İÇİMİZDEKİ İNANCI YOK ETMİŞLER
Dijital Sanatlar adına filmin yapımcılığını üstlenen Mustafa Uslu, NASA’da 35 yıldır uzay mekiği üretiminde görev alan iki Türk’le tanışmasıyla Bandırma Füze Kulübü ile ilgilendiğini anlattı. Araştırmaların ardından, Türkiye’nin uzay macerasını başlatan ilk öğrencilerden Artuğ Sayıner’in de bu filmin çekilmesini çok istediğini vurgulayan Uslu, ancak Sayıner’in önceki yıl vefat ettiğini söyledi. Bandırma Füze Kulübü’nden sonra Türklerin bu alanda bir şey üretme cesaretinin kırıldığının altını çizen Uslu, “O içimizdeki inancı yok etmişler. Mesela uzay deyince aklımıza Mustafa Topaloğlu gelmiş. Mizaha konu etmişiz. Hiç kendimizi oralara yakıştıramamışız. Çünkü yakıştırmamıza müsaade etmemişler. Oysa bugün bu ülkede, Selçuk Bayraktar, Nuri Killigil, Nuri Demirağ, Artuğ Sayıner, Atilla Yedikardeşler gerçeği var. Bunlar unutulmamalı ve hâlâ bugün NASA’da çalışan, hizmet veren, oradan emekli Türkler var” açıklamasında bulundu.

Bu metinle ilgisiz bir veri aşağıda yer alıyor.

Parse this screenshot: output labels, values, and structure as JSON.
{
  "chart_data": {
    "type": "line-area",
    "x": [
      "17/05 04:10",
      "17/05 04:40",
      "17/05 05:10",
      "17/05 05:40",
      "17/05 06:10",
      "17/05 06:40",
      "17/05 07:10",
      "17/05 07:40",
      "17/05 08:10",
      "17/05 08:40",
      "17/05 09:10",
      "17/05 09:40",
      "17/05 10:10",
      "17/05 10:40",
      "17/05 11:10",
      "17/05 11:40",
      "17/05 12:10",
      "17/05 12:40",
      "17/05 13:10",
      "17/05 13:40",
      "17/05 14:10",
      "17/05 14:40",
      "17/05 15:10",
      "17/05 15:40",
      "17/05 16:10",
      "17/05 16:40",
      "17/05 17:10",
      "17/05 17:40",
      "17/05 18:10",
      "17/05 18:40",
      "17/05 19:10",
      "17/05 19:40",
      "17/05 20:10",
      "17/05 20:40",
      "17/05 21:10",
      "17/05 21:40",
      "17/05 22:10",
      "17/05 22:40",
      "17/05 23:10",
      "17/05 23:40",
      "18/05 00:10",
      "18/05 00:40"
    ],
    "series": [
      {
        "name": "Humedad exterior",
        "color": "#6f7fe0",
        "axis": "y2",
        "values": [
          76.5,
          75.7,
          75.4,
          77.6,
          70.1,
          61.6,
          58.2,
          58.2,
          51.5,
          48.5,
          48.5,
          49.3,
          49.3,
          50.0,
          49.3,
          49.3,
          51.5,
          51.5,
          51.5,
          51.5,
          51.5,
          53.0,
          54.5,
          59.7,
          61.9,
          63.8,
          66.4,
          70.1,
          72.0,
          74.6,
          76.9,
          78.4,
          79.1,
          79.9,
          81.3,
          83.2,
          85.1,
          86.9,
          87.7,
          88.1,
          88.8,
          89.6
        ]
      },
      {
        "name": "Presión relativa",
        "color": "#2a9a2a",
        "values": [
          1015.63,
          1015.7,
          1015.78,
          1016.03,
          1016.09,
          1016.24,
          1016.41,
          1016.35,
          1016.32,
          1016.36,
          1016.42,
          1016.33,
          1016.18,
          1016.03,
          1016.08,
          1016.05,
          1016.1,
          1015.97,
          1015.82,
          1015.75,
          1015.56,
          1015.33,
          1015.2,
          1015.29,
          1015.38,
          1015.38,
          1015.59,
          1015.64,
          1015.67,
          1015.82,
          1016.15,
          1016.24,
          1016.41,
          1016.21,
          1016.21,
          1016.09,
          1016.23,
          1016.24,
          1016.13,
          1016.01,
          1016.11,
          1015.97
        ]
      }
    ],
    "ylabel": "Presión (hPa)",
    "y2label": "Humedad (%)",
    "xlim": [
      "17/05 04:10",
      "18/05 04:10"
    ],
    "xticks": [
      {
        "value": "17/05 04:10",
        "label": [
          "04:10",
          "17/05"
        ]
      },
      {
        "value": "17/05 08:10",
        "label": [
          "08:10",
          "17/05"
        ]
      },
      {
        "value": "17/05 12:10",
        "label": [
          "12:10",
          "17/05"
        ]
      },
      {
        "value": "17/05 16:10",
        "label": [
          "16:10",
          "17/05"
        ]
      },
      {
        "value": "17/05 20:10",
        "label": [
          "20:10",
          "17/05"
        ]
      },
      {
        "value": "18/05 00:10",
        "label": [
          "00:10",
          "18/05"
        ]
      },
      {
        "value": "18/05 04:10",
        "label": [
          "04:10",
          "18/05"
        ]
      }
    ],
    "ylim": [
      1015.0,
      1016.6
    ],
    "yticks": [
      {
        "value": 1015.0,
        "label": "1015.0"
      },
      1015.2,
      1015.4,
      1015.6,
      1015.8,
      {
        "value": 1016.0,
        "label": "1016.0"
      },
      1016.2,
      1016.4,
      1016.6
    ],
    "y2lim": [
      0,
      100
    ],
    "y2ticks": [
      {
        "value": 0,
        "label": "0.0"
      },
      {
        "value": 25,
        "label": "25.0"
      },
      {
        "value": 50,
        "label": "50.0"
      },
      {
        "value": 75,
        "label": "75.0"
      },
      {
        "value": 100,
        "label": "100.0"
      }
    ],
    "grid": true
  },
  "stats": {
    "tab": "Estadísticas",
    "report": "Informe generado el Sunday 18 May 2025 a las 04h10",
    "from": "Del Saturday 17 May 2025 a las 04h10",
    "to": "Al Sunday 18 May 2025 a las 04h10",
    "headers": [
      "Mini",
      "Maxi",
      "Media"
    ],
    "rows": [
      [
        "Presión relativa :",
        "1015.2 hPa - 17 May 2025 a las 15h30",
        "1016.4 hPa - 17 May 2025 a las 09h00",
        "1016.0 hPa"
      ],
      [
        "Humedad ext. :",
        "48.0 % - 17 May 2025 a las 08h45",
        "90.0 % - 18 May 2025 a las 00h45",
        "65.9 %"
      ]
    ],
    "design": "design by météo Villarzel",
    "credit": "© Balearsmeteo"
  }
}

Bütün ailenin mutluluk içinde izleyebileceği, Türk sinema tarihinde de NASA’yı, Türklerin uzay yolculuğunu anlatan enteresan bir ilk film olduğunu söyleyen Uslu, “Sonunda da gözyaşlarıyla bitireceğimiz, hoş bir sada bırakacağımız, hani ‘Biz bunları da yapabiliyormuşuz, yapmışız.’ dedirteceğimiz bir film oldu” ifadelerini kullandı.